Saturday, April 16, 2016

Scammer ripped off the wrong person


no more beach for this Quincy man

A Massachusetts man scammed a law firm out of money but the law firm had the last laugh. read on..
"A Quincy man was arrested today for using counterfeit cashier’s checks to defraud victims, including law firms, of at least $1 million.
Manuel Ponce Vazquez, 59, was arrested this morning and charged by complaint with one count of mail fraud.
As alleged in the complaint, beginning in August 2013, Vazquez defrauded law firms and other victims by sending them counterfeit cashier’s checks, then convincing them to forward a portion of the checks’ supposed value to a bank account he opened using an alias.  Once the checks were discovered to be fraudulent, the victims’ bank accounts were debited, and the victims were left with thousands of dollars in losses, having unwittingly forwarded their own money to Vazquez.
In one scam described in the complaint, Vazquez or a co-conspirator allegedly posed as a member of a London architectural firm seeking to retain a California law firm to help him collect a debt.
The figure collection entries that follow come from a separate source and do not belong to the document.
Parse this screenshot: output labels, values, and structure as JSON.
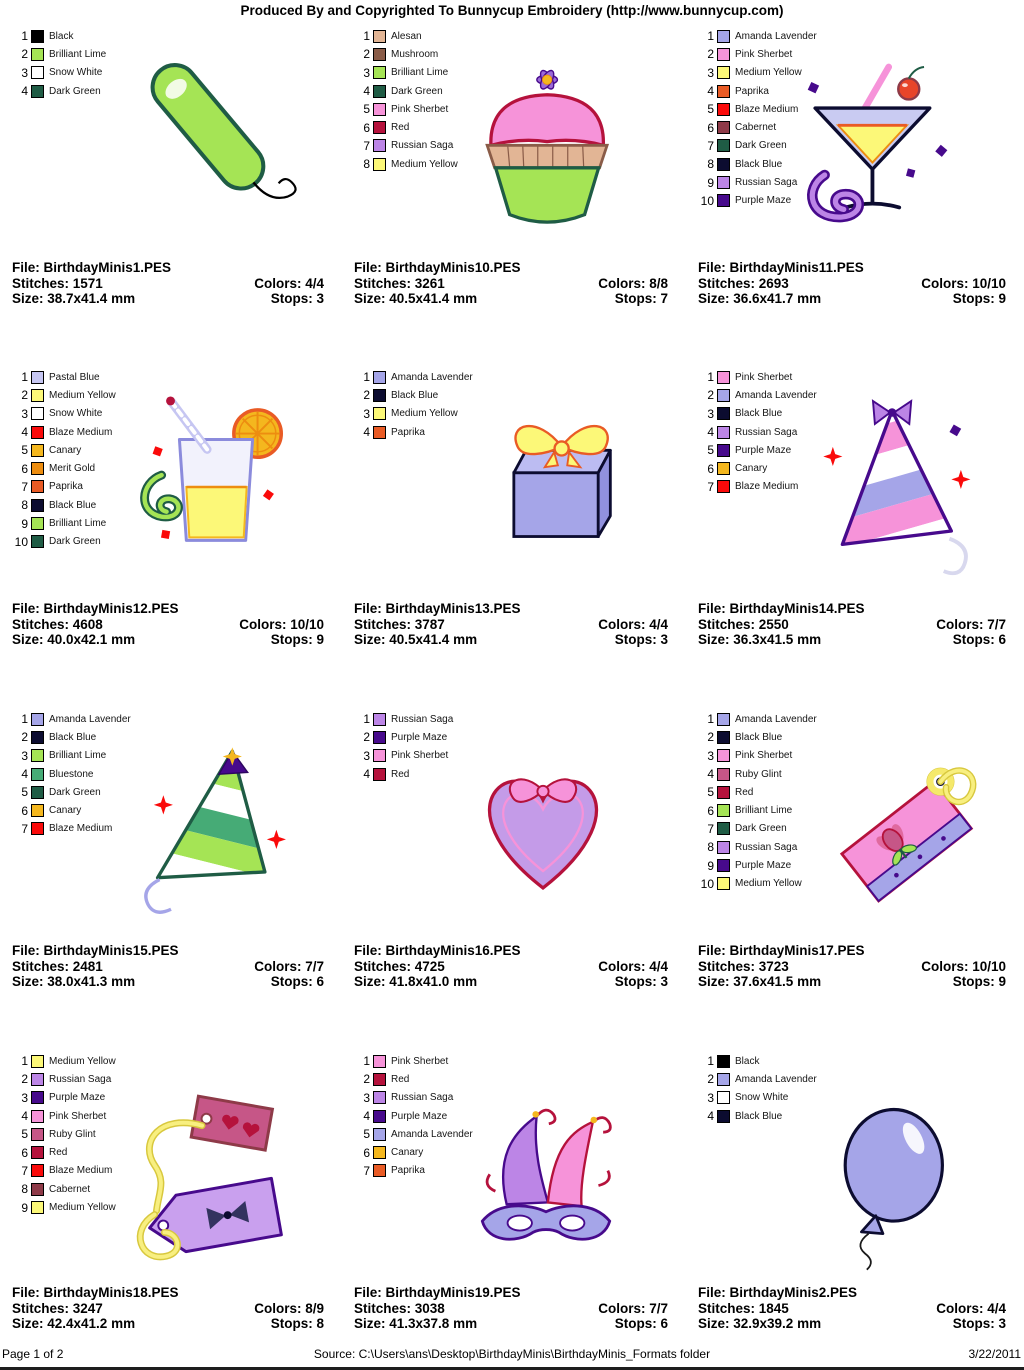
{
  "header": {
    "title": "Produced By and Copyrighted To Bunnycup Embroidery (http://www.bunnycup.com)"
  },
  "labels": {
    "file": "File:",
    "stitches": "Stitches:",
    "size": "Size:",
    "colors": "Colors:",
    "stops": "Stops:"
  },
  "palette": {
    "Black": "#000000",
    "Brilliant Lime": "#A5E455",
    "Snow White": "#FFFFFF",
    "Dark Green": "#1F5C45",
    "Alesan": "#E2B595",
    "Mushroom": "#8A5C48",
    "Pink Sherbet": "#F693D9",
    "Red": "#B5123C",
    "Russian Saga": "#BC85E6",
    "Medium Yellow": "#FCF878",
    "Amanda Lavender": "#A5A5E8",
    "Paprika": "#E95B25",
    "Blaze Medium": "#FA0A0A",
    "Cabernet": "#8E3A48",
    "Black Blue": "#0C0C30",
    "Purple Maze": "#470A8C",
    "Pastal Blue": "#C6C6F2",
    "Canary": "#F4B71E",
    "Merit Gold": "#ED8D10",
    "Bluestone": "#46AB76",
    "Ruby Glint": "#C65687"
  },
  "designs": [
    {
      "file": "BirthdayMinis1.PES",
      "stitches": "1571",
      "size": "38.7x41.4 mm",
      "colors": "4/4",
      "stops": "3",
      "threads": [
        "Black",
        "Brilliant Lime",
        "Snow White",
        "Dark Green"
      ]
    },
    {
      "file": "BirthdayMinis10.PES",
      "stitches": "3261",
      "size": "40.5x41.4 mm",
      "colors": "8/8",
      "stops": "7",
      "threads": [
        "Alesan",
        "Mushroom",
        "Brilliant Lime",
        "Dark Green",
        "Pink Sherbet",
        "Red",
        "Russian Saga",
        "Medium Yellow"
      ]
    },
    {
      "file": "BirthdayMinis11.PES",
      "stitches": "2693",
      "size": "36.6x41.7 mm",
      "colors": "10/10",
      "stops": "9",
      "threads": [
        "Amanda Lavender",
        "Pink Sherbet",
        "Medium Yellow",
        "Paprika",
        "Blaze Medium",
        "Cabernet",
        "Dark Green",
        "Black Blue",
        "Russian Saga",
        "Purple Maze"
      ]
    },
    {
      "file": "BirthdayMinis12.PES",
      "stitches": "4608",
      "size": "40.0x42.1 mm",
      "colors": "10/10",
      "stops": "9",
      "threads": [
        "Pastal Blue",
        "Medium Yellow",
        "Snow White",
        "Blaze Medium",
        "Canary",
        "Merit Gold",
        "Paprika",
        "Black Blue",
        "Brilliant Lime",
        "Dark Green"
      ]
    },
    {
      "file": "BirthdayMinis13.PES",
      "stitches": "3787",
      "size": "40.5x41.4 mm",
      "colors": "4/4",
      "stops": "3",
      "threads": [
        "Amanda Lavender",
        "Black Blue",
        "Medium Yellow",
        "Paprika"
      ]
    },
    {
      "file": "BirthdayMinis14.PES",
      "stitches": "2550",
      "size": "36.3x41.5 mm",
      "colors": "7/7",
      "stops": "6",
      "threads": [
        "Pink Sherbet",
        "Amanda Lavender",
        "Black Blue",
        "Russian Saga",
        "Purple Maze",
        "Canary",
        "Blaze Medium"
      ]
    },
    {
      "file": "BirthdayMinis15.PES",
      "stitches": "2481",
      "size": "38.0x41.3 mm",
      "colors": "7/7",
      "stops": "6",
      "threads": [
        "Amanda Lavender",
        "Black Blue",
        "Brilliant Lime",
        "Bluestone",
        "Dark Green",
        "Canary",
        "Blaze Medium"
      ]
    },
    {
      "file": "BirthdayMinis16.PES",
      "stitches": "4725",
      "size": "41.8x41.0 mm",
      "colors": "4/4",
      "stops": "3",
      "threads": [
        "Russian Saga",
        "Purple Maze",
        "Pink Sherbet",
        "Red"
      ]
    },
    {
      "file": "BirthdayMinis17.PES",
      "stitches": "3723",
      "size": "37.6x41.5 mm",
      "colors": "10/10",
      "stops": "9",
      "threads": [
        "Amanda Lavender",
        "Black Blue",
        "Pink Sherbet",
        "Ruby Glint",
        "Red",
        "Brilliant Lime",
        "Dark Green",
        "Russian Saga",
        "Purple Maze",
        "Medium Yellow"
      ]
    },
    {
      "file": "BirthdayMinis18.PES",
      "stitches": "3247",
      "size": "42.4x41.2 mm",
      "colors": "8/9",
      "stops": "8",
      "threads": [
        "Medium Yellow",
        "Russian Saga",
        "Purple Maze",
        "Pink Sherbet",
        "Ruby Glint",
        "Red",
        "Blaze Medium",
        "Cabernet",
        "Medium Yellow"
      ]
    },
    {
      "file": "BirthdayMinis19.PES",
      "stitches": "3038",
      "size": "41.3x37.8 mm",
      "colors": "7/7",
      "stops": "6",
      "threads": [
        "Pink Sherbet",
        "Red",
        "Russian Saga",
        "Purple Maze",
        "Amanda Lavender",
        "Canary",
        "Paprika"
      ]
    },
    {
      "file": "BirthdayMinis2.PES",
      "stitches": "1845",
      "size": "32.9x39.2 mm",
      "colors": "4/4",
      "stops": "3",
      "threads": [
        "Black",
        "Amanda Lavender",
        "Snow White",
        "Black Blue"
      ]
    }
  ],
  "footer": {
    "page": "Page 1 of 2",
    "source": "Source: C:\\Users\\ans\\Desktop\\BirthdayMinis\\BirthdayMinis_Formats folder",
    "date": "3/22/2011"
  }
}
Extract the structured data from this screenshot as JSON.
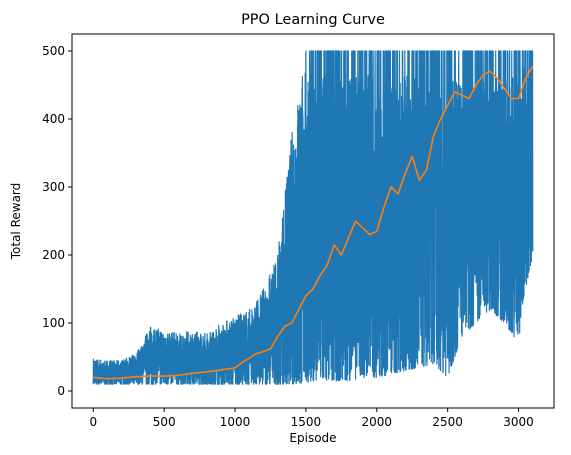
{
  "chart_data": {
    "type": "line",
    "title": "PPO Learning Curve",
    "xlabel": "Episode",
    "ylabel": "Total Reward",
    "xlim": [
      -150,
      3250
    ],
    "ylim": [
      -25,
      525
    ],
    "x_ticks": [
      0,
      500,
      1000,
      1500,
      2000,
      2500,
      3000
    ],
    "y_ticks": [
      0,
      100,
      200,
      300,
      400,
      500
    ],
    "grid": false,
    "legend": "none",
    "series": [
      {
        "color": "#1f77b4",
        "style": "raw episode reward, highly noisy",
        "x": [
          0,
          100,
          200,
          300,
          400,
          500,
          600,
          700,
          800,
          900,
          1000,
          1100,
          1200,
          1300,
          1400,
          1500,
          1550,
          1600,
          1700,
          1800,
          1900,
          2000,
          2100,
          2200,
          2300,
          2400,
          2500,
          2600,
          2700,
          2800,
          2900,
          3000,
          3050,
          3100
        ],
        "low": [
          10,
          10,
          10,
          10,
          10,
          10,
          10,
          10,
          10,
          10,
          10,
          10,
          10,
          10,
          10,
          12,
          15,
          15,
          15,
          15,
          20,
          20,
          25,
          30,
          35,
          40,
          20,
          80,
          100,
          120,
          100,
          70,
          150,
          200
        ],
        "high": [
          48,
          45,
          45,
          55,
          95,
          90,
          85,
          88,
          85,
          100,
          110,
          120,
          150,
          200,
          380,
          500,
          500,
          500,
          500,
          500,
          500,
          500,
          500,
          500,
          500,
          500,
          500,
          500,
          500,
          500,
          500,
          500,
          500,
          500
        ]
      },
      {
        "color": "#ff7f0e",
        "style": "moving average",
        "x": [
          0,
          50,
          100,
          200,
          300,
          400,
          500,
          600,
          700,
          800,
          900,
          1000,
          1050,
          1100,
          1150,
          1200,
          1250,
          1300,
          1350,
          1400,
          1450,
          1500,
          1550,
          1600,
          1650,
          1700,
          1750,
          1800,
          1850,
          1900,
          1950,
          2000,
          2050,
          2100,
          2150,
          2200,
          2250,
          2300,
          2350,
          2400,
          2450,
          2500,
          2550,
          2600,
          2650,
          2700,
          2750,
          2800,
          2850,
          2900,
          2950,
          3000,
          3050,
          3100
        ],
        "values": [
          20,
          19,
          18,
          19,
          21,
          22,
          22,
          23,
          26,
          28,
          31,
          34,
          42,
          48,
          55,
          58,
          62,
          80,
          95,
          100,
          120,
          140,
          150,
          170,
          185,
          215,
          200,
          225,
          250,
          240,
          230,
          235,
          270,
          300,
          290,
          320,
          345,
          310,
          325,
          375,
          400,
          420,
          440,
          435,
          430,
          450,
          465,
          470,
          460,
          445,
          430,
          430,
          460,
          478
        ]
      }
    ]
  }
}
Before the law firm took any action to collect the supposed debt, it received a cashier’s check, ostensibly from the debtor, fully repaying the debt.  At the direction of Vazquez or his co-conspirator, the law firm deposited the check, kept a small portion as a fee, and forwarded the remainder—$97,035—to a bank account Vazquez had opened in an assumed name.  Within a day of receiving the money, the complaint alleges, Vazquez had withdrawn almost all of it from bank branches in and around Braintree. When the law firm’s bank discovered that the cashier’s check was fraudulent, the bank debited the value of the check from the law firm’s account. 
The charging statute provides a sentence of no greater than 20 years in prison, three years of supervised release, a fine of $250,000 or twice the gross gain or loss involved in the scam, and restitution.  Actual sentences for federal crimes are typically less than the maximum penalties.  Sentences are imposed by a federal district court judge based upon the U.S. Sentencing Guidelines and other statutory factors."

My cousin told me someone wanted to pull off the same scam where he sends you an alleged money order and you put it in the bank and you send him the difference but the problem is that the money order is counterfeit.